A gesture from Sophia Antonovna, “Leave him to me,” had sent the two men away — the buzzing of the inarticulate voice growing fainter and fainter, and the thin pipe of “What now? what’s the matter?” reduced to the proportions of a squeaking toy by the distance. They had left him to her. So many things could be left safely to the experience of Sophia Antonovna. And at once, her black eyes turned to Razumov, her mind tried to get at the heart of that outburst. It had some meaning. No one is born an active revolutionist. The change comes disturbingly, with the force of a sudden vocation, bringing in its train agonizing doubts, assertive violences, an unstable state of the soul, till the final appeasement of the convert in the perfect fierceness of conviction. She had seen — often had only divined — scores of these young men and young women going through an emotional crisis. This young man looked like a moody egotist. And besides, it was a special — a unique case. She had never met an individuality which interested and puzzled her so much.

“Take care, Razumov, my good friend. If you carry on like this you will go mad. You are angry with everybody and bitter with yourself, and on the look out for something to torment yourself with.”

“It’s intolerable!” Razumov could only speak in gasps. “You must admit that I can have no illusions on the attitude which...it isn’t clear...or rather only too clear.”

He made a gesture of despair. It was not his courage that failed him.
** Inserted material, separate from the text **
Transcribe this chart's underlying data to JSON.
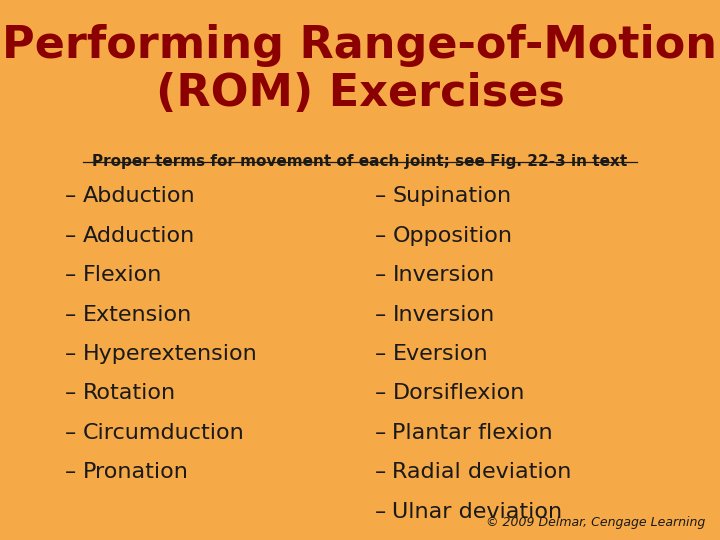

The choking fumes of falsehood had taken him by the throat — the thought of being condemned to struggle on and on in that tainted atmosphere without the hope of ever renewing his strength by a breath of fresh air.

“A glass of cold water is what you want.” Sophia Antonovna glanced up the grounds at the house and shook her head, then out of the gate at the brimful placidity of the lake. With a half-comical shrug of the shoulders, she gave the remedy up in the face of that abundance.

“It is you, my dear soul, who are flinging yourself at something which does not exist. What is it? Self-reproach, or what? It’s absurd. You couldn’t have gone and given yourself up because your comrade was taken.”

She remonstrated with him reasonably, at some length too. He had nothing to complain of in his reception. Every new-comer was discussed more or less. Everybody had to be thoroughly understood before being accepted. No one that she could remember had been shown from the first so much confidence. Soon, very soon, perhaps sooner than he expected, he would be given an opportunity of showing his devotion to the sacred task of crushing the Infamy.

Razumov, listening quietly, thought: “It may be that she is trying to lull my suspicions to sleep. On the other hand, it is obvious that most of them are fools.” He moved aside a couple of paces and, folding his arms on his breast, leaned back against the stone pillar of the gate.